Ein halbes Jahr nach Amtsantritt der neuen US-Administration unter Donald Trump sind die Auswirkungen auf Unternehmen und Märkte in Deutschland und Europa spürbar. Die wirtschaftspolitische Entscheidung der US-Regierung, mit Hilfe von Zöllen die industrielle Produktion in den USA zu steigern, führte zu Irritationen und teilweise Disruptionen in den internationalen Handelsbeziehungen. Donald Trump folgt dabei in großen Teilen dem Programm, das er vor der Wahl als „America-First-Strategie“ angekündigt hatte. 

Zölle schaden den Wirtschaftsbeziehungen

Insbesondere der lange gärende Zollkonflikt wirkte sich unmittelbar auf viele Unternehmen hierzulande aus. Höhere Zölle widersprechen dem Wettbewerbsprinzip, schwächen längerfristig das Innovationspotenzial und schaden letztlich allen Seiten. Eine Rück-Verlagerung von Industrieproduktion in die USA zeichnet sich – zumindest auf absehbare Zeit – nicht ab. Mit der jüngst getroffenen Vereinbarung zwischen Trump und von der Leyen (27.7.2025) wurde eine pragmatische Lösung gefunden und eine weitere Eskalation vermieden. Dies sollte bis auf Weiteres wieder mehr Ruhe in die Wirtschaftsbeziehungen bringen. Es wird sich zeigen, wie sich dies auf die Handels- und Investitionsbeziehungen auswirkt.

Auch mittelbar, über die Entwicklungen an den Finanzmärkten, sind Unternehmen und die Gesamtwirtschaft von der US-Wirtschaftspolitik betroffen. Hier kommen weitere wirtschaftspolitische Maßnahmen der US-Regierung ins Spiel, die – so die Einschätzung vieler Kapitalmarktakteure – tendenziell die längerfristigen Perspektiven für das Wirtschaftswachstum in den USA trüben. Dazu gehören etwa die zunehmenden Knappheiten im Arbeitskräftepotenzial sowie die Aussicht auf dauerhaft hohe Defizite bei den Staatsfinanzen. Diese Entwicklungen sorgen für einen skeptischeren Blick der internationalen Investoren auf den Dollar-Raum.

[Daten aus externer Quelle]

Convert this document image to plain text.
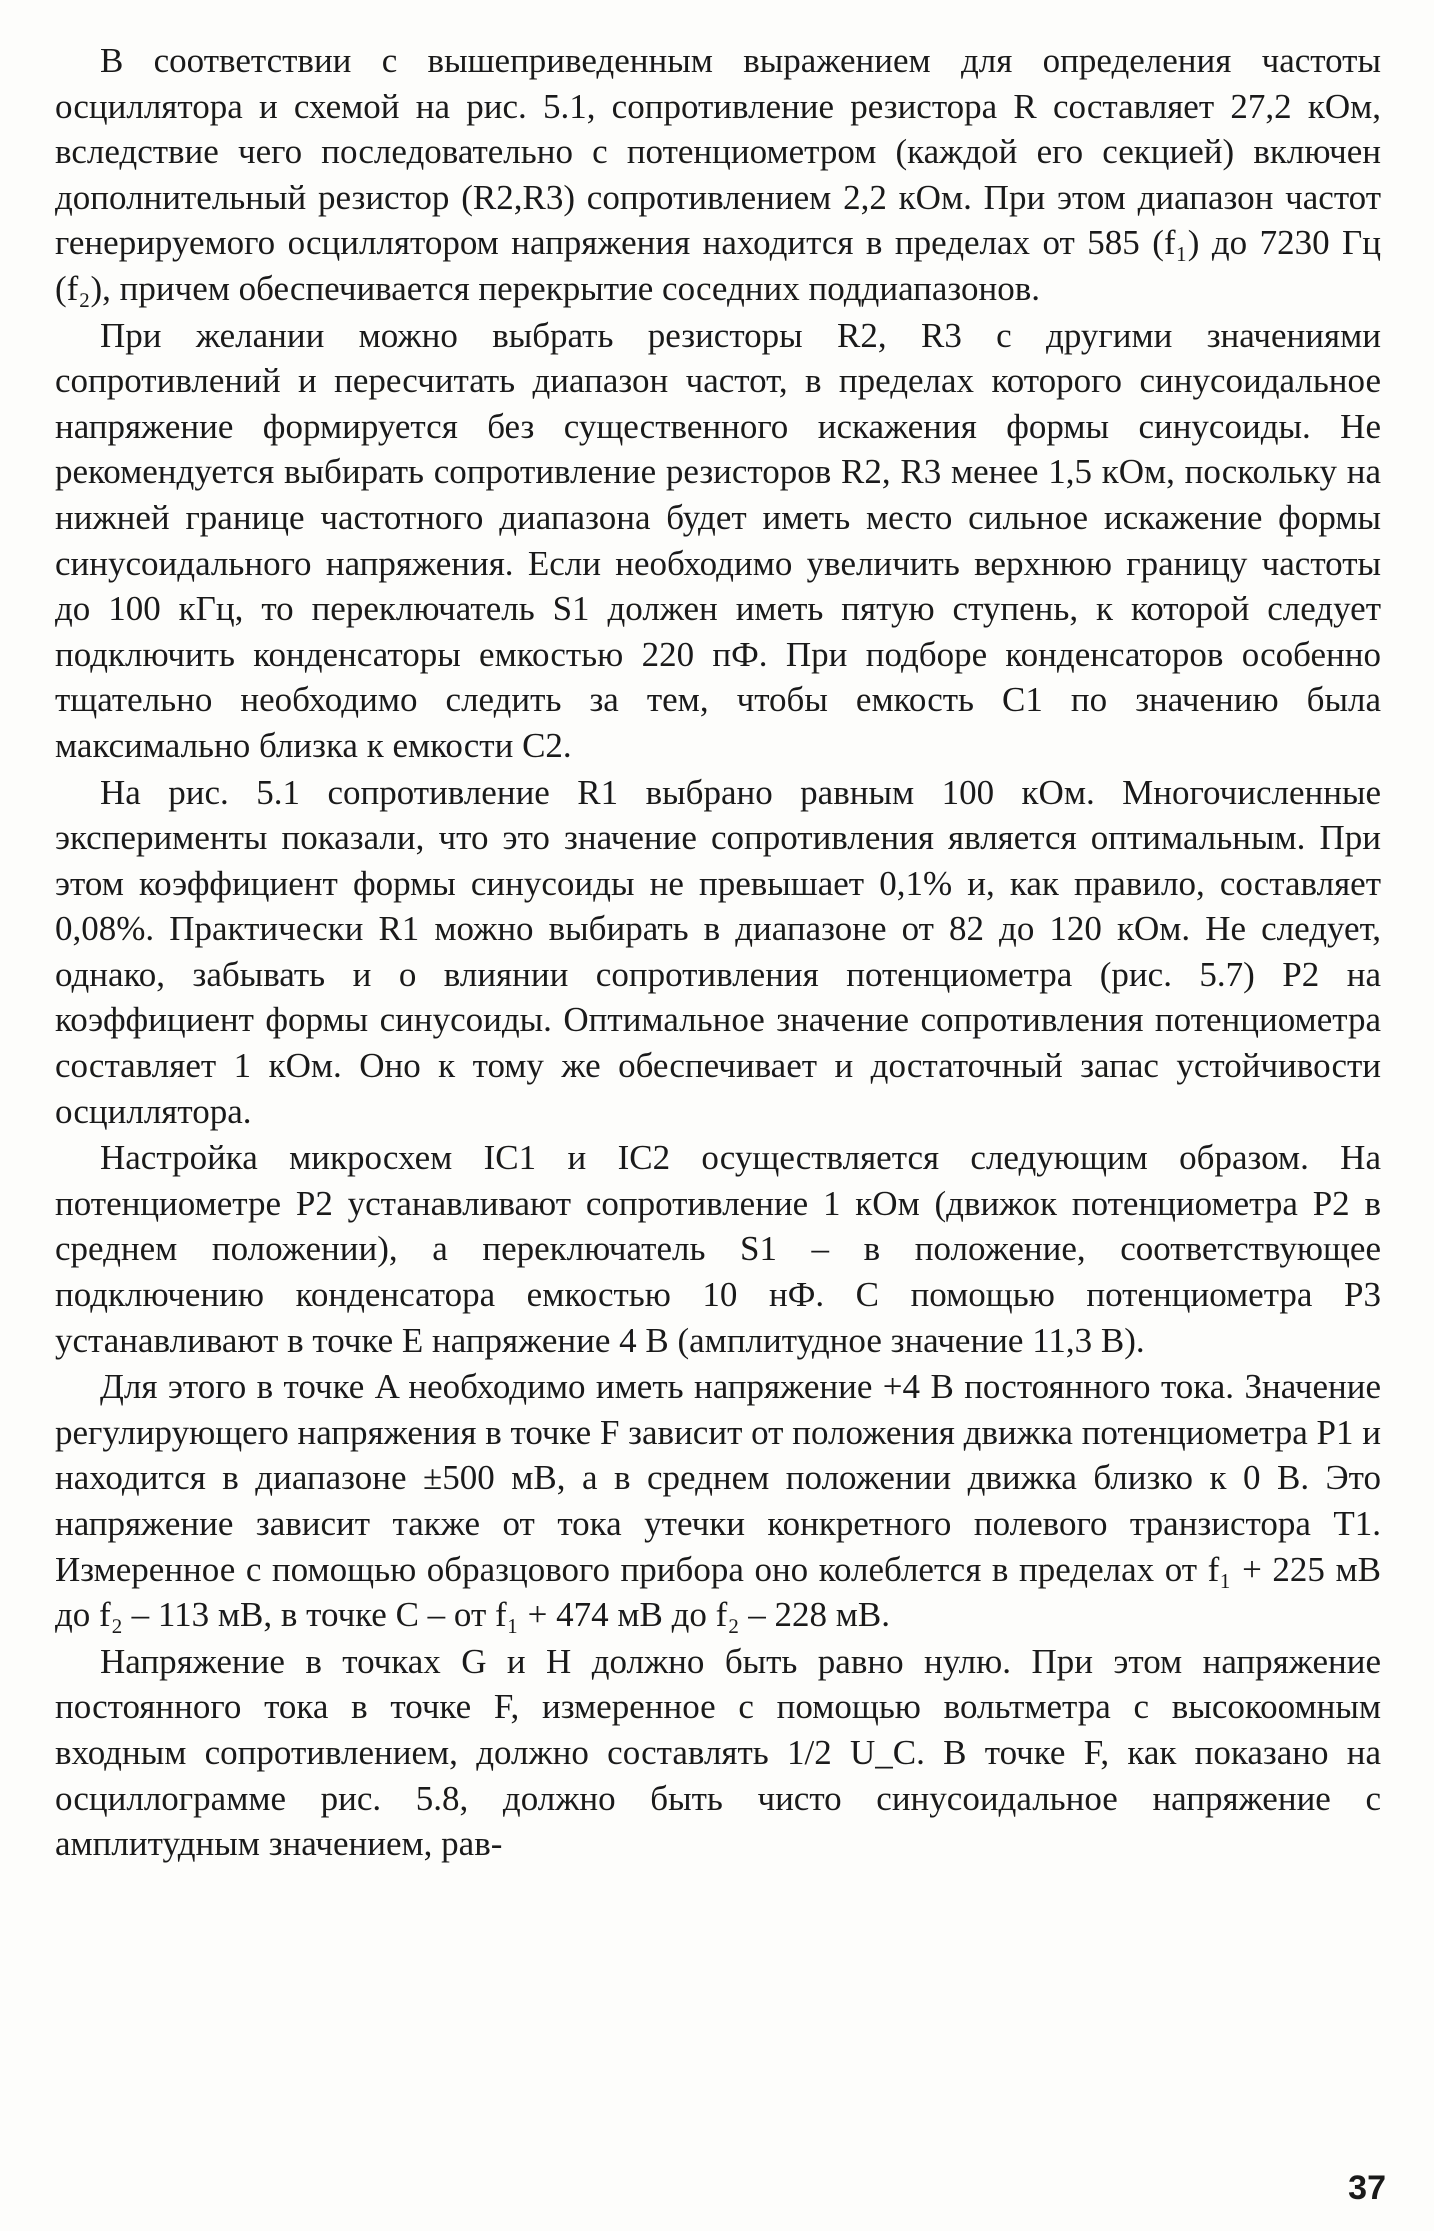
В соответствии с вышеприведенным выражением для определения частоты осциллятора и схемой на рис. 5.1, сопротивление резистора R составляет 27,2 кОм, вследствие чего последовательно с потенциометром (каждой его секцией) включен дополнительный резистор (R2,R3) сопротивлением 2,2 кОм. При этом диапазон частот генерируемого осциллятором напряжения находится в пределах от 585 (f₁) до 7230 Гц (f₂), причем обеспечивается перекрытие соседних поддиапазонов.

При желании можно выбрать резисторы R2, R3 с другими значениями сопротивлений и пересчитать диапазон частот, в пределах которого синусоидальное напряжение формируется без существенного искажения формы синусоиды. Не рекомендуется выбирать сопротивление резисторов R2, R3 менее 1,5 кОм, поскольку на нижней границе частотного диапазона будет иметь место сильное искажение формы синусоидального напряжения. Если необходимо увеличить верхнюю границу частоты до 100 кГц, то переключатель S1 должен иметь пятую ступень, к которой следует подключить конденсаторы емкостью 220 пФ. При подборе конденсаторов особенно тщательно необходимо следить за тем, чтобы емкость C1 по значению была максимально близка к емкости C2.

На рис. 5.1 сопротивление R1 выбрано равным 100 кОм. Многочисленные эксперименты показали, что это значение сопротивления является оптимальным. При этом коэффициент формы синусоиды не превышает 0,1% и, как правило, составляет 0,08%. Практически R1 можно выбирать в диапазоне от 82 до 120 кОм. Не следует, однако, забывать и о влиянии сопротивления потенциометра (рис. 5.7) P2 на коэффициент формы синусоиды. Оптимальное значение сопротивления потенциометра составляет 1 кОм. Оно к тому же обеспечивает и достаточный запас устойчивости осциллятора.

Настройка микросхем IC1 и IC2 осуществляется следующим образом. На потенциометре P2 устанавливают сопротивление 1 кОм (движок потенциометра P2 в среднем положении), а переключатель S1 – в положение, соответствующее подключению конденсатора емкостью 10 нФ. С помощью потенциометра P3 устанавливают в точке E напряжение 4 В (амплитудное значение 11,3 В).

Для этого в точке A необходимо иметь напряжение +4 В постоянного тока. Значение регулирующего напряжения в точке F зависит от положения движка потенциометра P1 и находится в диапазоне ±500 мВ, а в среднем положении движка близко к 0 В. Это напряжение зависит также от тока утечки конкретного полевого транзистора T1. Измеренное с помощью образцового прибора оно колеблется в пределах от f₁ + 225 мВ до f₂ – 113 мВ, в точке C – от f₁ + 474 мВ до f₂ – 228 мВ.

Напряжение в точках G и H должно быть равно нулю. При этом напряжение постоянного тока в точке F, измеренное с помощью вольтметра с высокоомным входным сопротивлением, должно составлять 1/2 U_C. В точке F, как показано на осциллограмме рис. 5.8, должно быть чисто синусоидальное напряжение с амплитудным значением, рав-

37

Der US-Dollar verliert an Wert – bleibt aber führende Leitwährung

Mit der Abwertung des US-Dollar gegenüber dem Euro verteuern sich europäische Exporte in die USA und auch in andere Länder, sofern sie in US-Dollar beglichen werden. Es ist auch möglich, dass der Dollar gegenüber dem Euro noch weiter an Wert verliert. Die US-Regierung hat signalisiert, einem schwächeren Dollar nicht entgegenwirken zu wollen. Kursveränderungen an den Devisenmärkten – auch beim Euro-USD-Kurs - hat es allerdings auch in der Vergangenheit geben. 

Die Rolle des US-Dollar als weltweit führende Leitwährung steht damit noch nicht in Frage. Obwohl der US-Dollar in den letzten Jahrzehnten zugunsten anderer Währungen leicht an Anteil verloren hat, bleibt er weiter mit Abstand führend als globale Reserve-, Handels- und Absicherungswährung. Ein umfassender Ausverkauf scheint angesichts der enormen Breite und Tiefe des US-Finanzmarktes unwahrscheinlich – nicht zuletzt mangels echter Alternativen und aufgrund der begrenzten Marktvolumina anderer Anleihemärkte. 

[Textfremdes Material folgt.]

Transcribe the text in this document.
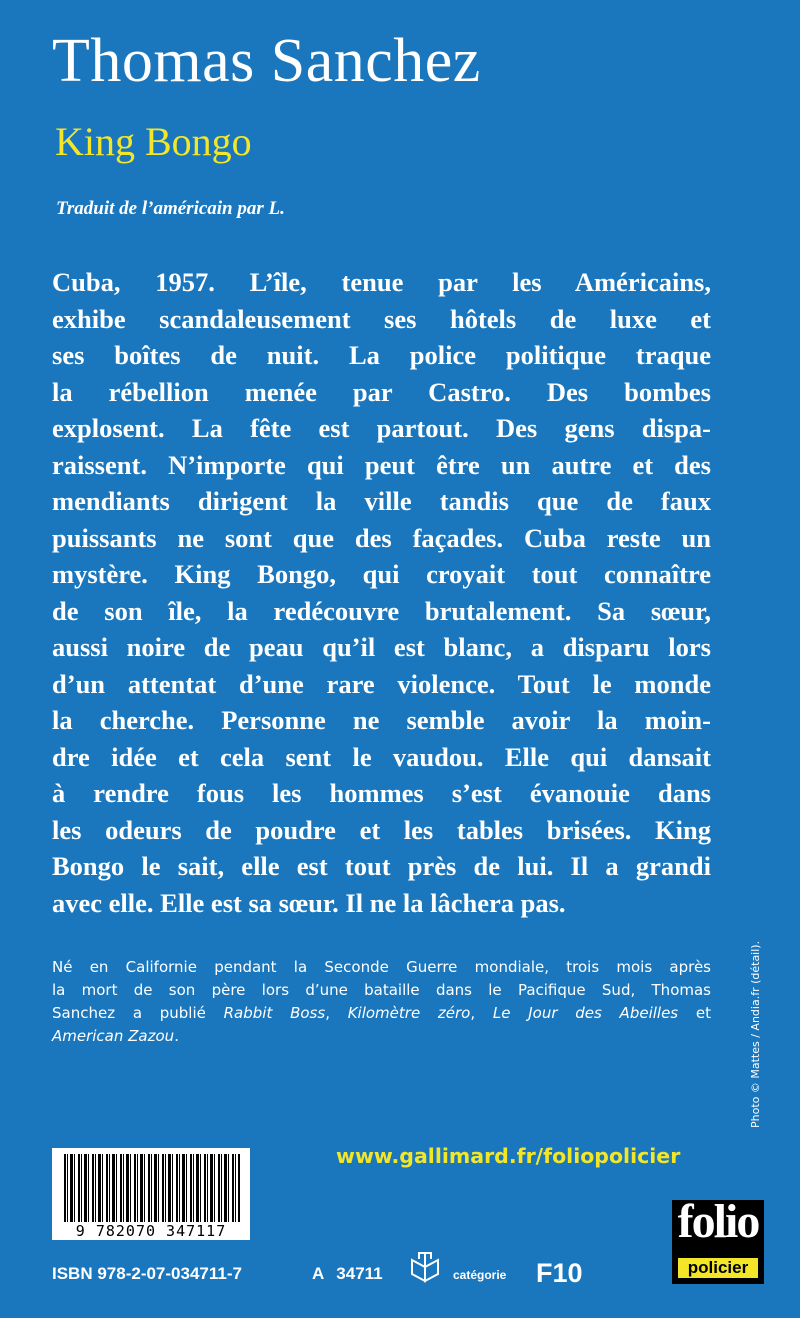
Thomas Sanchez
King Bongo
Traduit de l’américain par L.
Cuba, 1957. L’île, tenue par les Américains,
exhibe scandaleusement ses hôtels de luxe et
ses boîtes de nuit. La police politique traque
la rébellion menée par Castro. Des bombes
explosent. La fête est partout. Des gens dispa-
raissent. N’importe qui peut être un autre et des
mendiants dirigent la ville tandis que de faux
puissants ne sont que des façades. Cuba reste un
mystère. King Bongo, qui croyait tout connaître
de son île, la redécouvre brutalement. Sa sœur,
aussi noire de peau qu’il est blanc, a disparu lors
d’un attentat d’une rare violence. Tout le monde
la cherche. Personne ne semble avoir la moin-
dre idée et cela sent le vaudou. Elle qui dansait
à rendre fous les hommes s’est évanouie dans
les odeurs de poudre et les tables brisées. King
Bongo le sait, elle est tout près de lui. Il a grandi
avec elle. Elle est sa sœur. Il ne la lâchera pas.
Né en Californie pendant la Seconde Guerre mondiale, trois mois après
la mort de son père lors d’une bataille dans le Pacifique Sud, Thomas
Sanchez a publié Rabbit Boss, Kilomètre zéro, Le Jour des Abeilles et
American Zazou.	Photo © Mattes / Andia.fr (détail).
9 782070 347117
www.gallimard.fr/foliopolicier
ISBN 978-2-07-034711-7	A 34711	catégorie F10
folio
policier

US-Bonds mit Preisaufschlägen

Die US-Staatsanleihen verzeichneten in diesem Jahr Preisaufschläge. Damit reagierte der Kapitalmarkt auf die von der neuen US-Wirtschaftspolitik ausgelösten Unsicherheiten sowie die perspektivisch weiter zunehmende Staatsverschuldung. In der Folge müssen die USA höhere Zinsen für ihre staatliche Schuldenaufnahme bezahlen. Diese Reaktion des Kapitalmarktes führte wiederum im Frühjahr offenbar zu einer – zumindest vorüber­gehenden – Zurückhaltung bei den US-Zollmaßnahmen. 

Grundsätzlich dürfte die US-Staatsverschuldung – nicht zuletzt durch die Steuergesetze des „One Big Beautiful Bill Act“ – weiter zunehmen und damit die Refinanzierung des US-Haushalts immer herausfordernder werden. Inwiefern die erwarteten Zusatzeinnahmen aus den US-Zöllen zur Schuldenreduzierung beitragen können, bleibt abzuwarten.

Verlagerung von Kapital nach Europa

Ebenso konnte – als Reaktion des Kapitalmarkts – in den letzten Monaten eine Verlagerung von Kapital beobachtet werden, teilweise raus aus den USA und rein nach Europa. Ungeachtet der Ankündigung der EU, auch (weiterhin) signifikant in den USA zu investieren, muss es gelingen, die Attraktivität der EU als Investitionsstandort dauerhaft zu stärken und vor allem den Binnenmarkt für Kapital – die Kapitalmarktunion – zu vertiefen.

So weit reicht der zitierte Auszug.